The Z line on the diagram represents the point at which the evidence is evenly balanced; that is, evidence of equal probative value supports the plaintiff’s position and the defendant’s. In a civil case the plaintiff’s burden of proof is to convince the trier of fact—usually the jury—that her version of events is more probably true than the defendant’s—that is, that a simple preponderance of the evidence favors the plaintiff’s version of events. In terms of the diagram, her evidence must fall to the right of the Z line to carry her burden of proof. The Y line represents the point at which the plaintiff’s proof becomes so strong that any reasonable jury would have to conclude that the plaintiff has proved her case.[2]

Between the X and Y lines lies the arena for legitimate differences of opinion as to the proper outcome—and hence the arena for jury decision. Even though the judge concludes that the evidence falls at point Q, well to the left of the point where the balance of the evidence favors the plaintiff, she must allow the jury to decide the outcome. If the judge could take the case from the jury when the proof lies between X and Y, she could essentially usurp the role of the jury by substituting her own judgment for that of the jury at any time. General practice (and the constitutional right to jury trial) denies the judge such power: If reasonable minds can differ as to the result, the case is for the jury, not the judge.

Similarly, if the judge concludes that the balance of the evidence on an issue falls at point R on the spectrum, where the plaintiff’s evidence substantially out-weighs the opposing evidence (but is not so persuasive that the only reasonable verdict is for the plaintiff), the case must also go to the jury. Even though the judge believes that the balance tips in the plaintiff’s favor, at this point on the spectrum that conclusion is legitimately debatable, just as it is at point Q. If the jury could rationally find for the defendant, it must be given the opportunity to consider the case, even though the judge believes that the preponderance of the evidence favors the plaintiff.

OLD WINE IN NEW BOTTLES: THE MOTION FOR JUDGMENT AS A MATTER OF LAW

The courts have long provided a procedural means for judges to take cases away from the jury if the plaintiff’s evidence does not reach the magical X line.

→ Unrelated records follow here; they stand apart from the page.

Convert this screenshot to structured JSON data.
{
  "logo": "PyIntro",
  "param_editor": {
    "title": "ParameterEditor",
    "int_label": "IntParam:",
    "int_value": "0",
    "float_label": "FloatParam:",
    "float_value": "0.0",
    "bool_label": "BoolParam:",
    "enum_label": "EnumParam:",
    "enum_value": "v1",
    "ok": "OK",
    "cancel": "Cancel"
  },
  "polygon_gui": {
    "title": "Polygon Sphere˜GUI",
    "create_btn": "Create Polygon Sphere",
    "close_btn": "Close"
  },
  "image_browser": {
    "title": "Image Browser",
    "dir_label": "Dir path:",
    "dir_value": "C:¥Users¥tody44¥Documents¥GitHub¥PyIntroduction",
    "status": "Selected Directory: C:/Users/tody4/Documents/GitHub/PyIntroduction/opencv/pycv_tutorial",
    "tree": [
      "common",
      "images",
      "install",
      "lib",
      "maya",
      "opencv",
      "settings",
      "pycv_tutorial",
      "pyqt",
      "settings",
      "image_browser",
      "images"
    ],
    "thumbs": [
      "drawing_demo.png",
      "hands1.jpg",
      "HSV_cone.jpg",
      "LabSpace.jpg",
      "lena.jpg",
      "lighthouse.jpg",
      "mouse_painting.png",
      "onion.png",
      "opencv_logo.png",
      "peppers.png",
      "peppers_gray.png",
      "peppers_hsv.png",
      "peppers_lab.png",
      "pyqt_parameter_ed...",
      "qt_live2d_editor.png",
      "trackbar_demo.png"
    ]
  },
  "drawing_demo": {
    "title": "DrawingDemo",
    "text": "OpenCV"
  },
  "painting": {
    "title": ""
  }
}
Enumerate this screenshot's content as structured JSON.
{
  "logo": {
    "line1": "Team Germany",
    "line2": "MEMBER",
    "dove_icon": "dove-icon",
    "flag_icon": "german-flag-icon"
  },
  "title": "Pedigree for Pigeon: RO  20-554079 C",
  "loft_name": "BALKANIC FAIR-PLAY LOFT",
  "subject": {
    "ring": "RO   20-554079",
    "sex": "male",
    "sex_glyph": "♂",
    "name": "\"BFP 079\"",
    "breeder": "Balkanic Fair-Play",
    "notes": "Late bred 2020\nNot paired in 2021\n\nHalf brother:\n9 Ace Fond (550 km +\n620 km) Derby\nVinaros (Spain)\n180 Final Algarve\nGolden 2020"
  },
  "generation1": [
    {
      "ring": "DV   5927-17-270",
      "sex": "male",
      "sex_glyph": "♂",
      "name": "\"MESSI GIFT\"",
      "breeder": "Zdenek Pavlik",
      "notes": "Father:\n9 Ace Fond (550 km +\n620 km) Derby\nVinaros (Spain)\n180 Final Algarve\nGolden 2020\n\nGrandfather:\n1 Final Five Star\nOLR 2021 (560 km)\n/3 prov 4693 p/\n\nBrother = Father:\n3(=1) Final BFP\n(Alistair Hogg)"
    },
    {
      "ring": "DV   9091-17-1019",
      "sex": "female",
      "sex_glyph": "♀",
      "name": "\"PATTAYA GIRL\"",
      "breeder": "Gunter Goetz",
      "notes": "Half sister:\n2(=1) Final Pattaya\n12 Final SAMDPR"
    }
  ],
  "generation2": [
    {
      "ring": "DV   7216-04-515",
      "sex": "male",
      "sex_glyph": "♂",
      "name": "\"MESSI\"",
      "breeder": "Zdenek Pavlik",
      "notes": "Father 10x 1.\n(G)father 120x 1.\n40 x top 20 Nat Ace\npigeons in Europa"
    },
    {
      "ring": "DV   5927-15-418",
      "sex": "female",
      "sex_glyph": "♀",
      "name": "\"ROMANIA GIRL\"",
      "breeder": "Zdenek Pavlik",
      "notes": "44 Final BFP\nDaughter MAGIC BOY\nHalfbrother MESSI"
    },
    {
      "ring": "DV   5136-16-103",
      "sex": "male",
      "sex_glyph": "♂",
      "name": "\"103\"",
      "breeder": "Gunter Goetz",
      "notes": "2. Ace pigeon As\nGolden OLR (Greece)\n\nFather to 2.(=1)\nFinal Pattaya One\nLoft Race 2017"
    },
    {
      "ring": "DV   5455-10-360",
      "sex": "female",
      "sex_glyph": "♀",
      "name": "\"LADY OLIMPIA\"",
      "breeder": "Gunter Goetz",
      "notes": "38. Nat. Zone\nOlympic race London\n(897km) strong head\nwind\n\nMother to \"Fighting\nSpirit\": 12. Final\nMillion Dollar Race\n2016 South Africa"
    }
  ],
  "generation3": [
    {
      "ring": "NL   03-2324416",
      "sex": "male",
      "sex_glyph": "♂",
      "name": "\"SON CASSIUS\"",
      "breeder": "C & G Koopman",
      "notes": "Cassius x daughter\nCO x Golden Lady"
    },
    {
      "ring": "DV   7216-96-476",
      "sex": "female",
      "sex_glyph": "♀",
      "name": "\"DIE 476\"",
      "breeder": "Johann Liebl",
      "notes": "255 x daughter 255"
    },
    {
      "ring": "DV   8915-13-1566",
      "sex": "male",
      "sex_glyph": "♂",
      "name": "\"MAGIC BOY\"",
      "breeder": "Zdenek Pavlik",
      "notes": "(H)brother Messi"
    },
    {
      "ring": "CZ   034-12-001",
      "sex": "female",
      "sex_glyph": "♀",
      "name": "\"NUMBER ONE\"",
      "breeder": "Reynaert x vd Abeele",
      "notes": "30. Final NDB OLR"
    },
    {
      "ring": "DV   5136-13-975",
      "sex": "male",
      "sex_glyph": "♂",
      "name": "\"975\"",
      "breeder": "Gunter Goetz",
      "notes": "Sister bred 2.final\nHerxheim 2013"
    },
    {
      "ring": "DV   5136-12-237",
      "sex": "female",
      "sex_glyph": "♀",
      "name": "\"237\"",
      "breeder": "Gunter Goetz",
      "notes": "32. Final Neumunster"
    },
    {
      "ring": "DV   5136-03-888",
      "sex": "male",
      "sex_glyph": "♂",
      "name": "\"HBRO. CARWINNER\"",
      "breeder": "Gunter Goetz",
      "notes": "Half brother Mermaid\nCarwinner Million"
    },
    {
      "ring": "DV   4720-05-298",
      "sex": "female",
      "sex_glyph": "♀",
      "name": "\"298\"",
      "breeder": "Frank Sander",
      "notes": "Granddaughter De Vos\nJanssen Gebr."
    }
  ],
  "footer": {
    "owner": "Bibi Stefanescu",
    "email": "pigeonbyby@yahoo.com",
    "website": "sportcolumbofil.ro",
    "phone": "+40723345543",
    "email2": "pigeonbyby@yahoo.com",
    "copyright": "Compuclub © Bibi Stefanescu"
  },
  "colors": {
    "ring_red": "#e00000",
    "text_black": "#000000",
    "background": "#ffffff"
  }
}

If the judge concludes that the plaintiff’s case[3] is so weak that no jury, acting rationally on the evidence before it, could find for her, allowing the case to go to the jury simply invites irrational decision-making based on irrelevant or prejudicial factors. The judge has traditionally had the authority to guard against such flawed verdicts by refusing to send cases to the jury if there is no legitimate doubt as to which side should prevail. See Rutherford v. Illlinois Central R.R., 278 F.2d 310, 312 (5th Cir.) cert. denied, 364 U.S. 922 (1960) (court’s power to take case from jury provides “a method for protecting neutral principles of law from powerful forces outside the scope of law—compassion and prejudice”).


[2]. In a criminal case, the state’s burden of proof falls near if not on the Y line since the state must prove the defendant’s guilt beyond a reasonable doubt.
[3]. The motion may be granted for plaintiffs as well as defendants (if the plaintiff’s evidence is so strong as to pass the hypothetical Y line), though for reasons discussed below this is much less common than directed verdicts for defendants.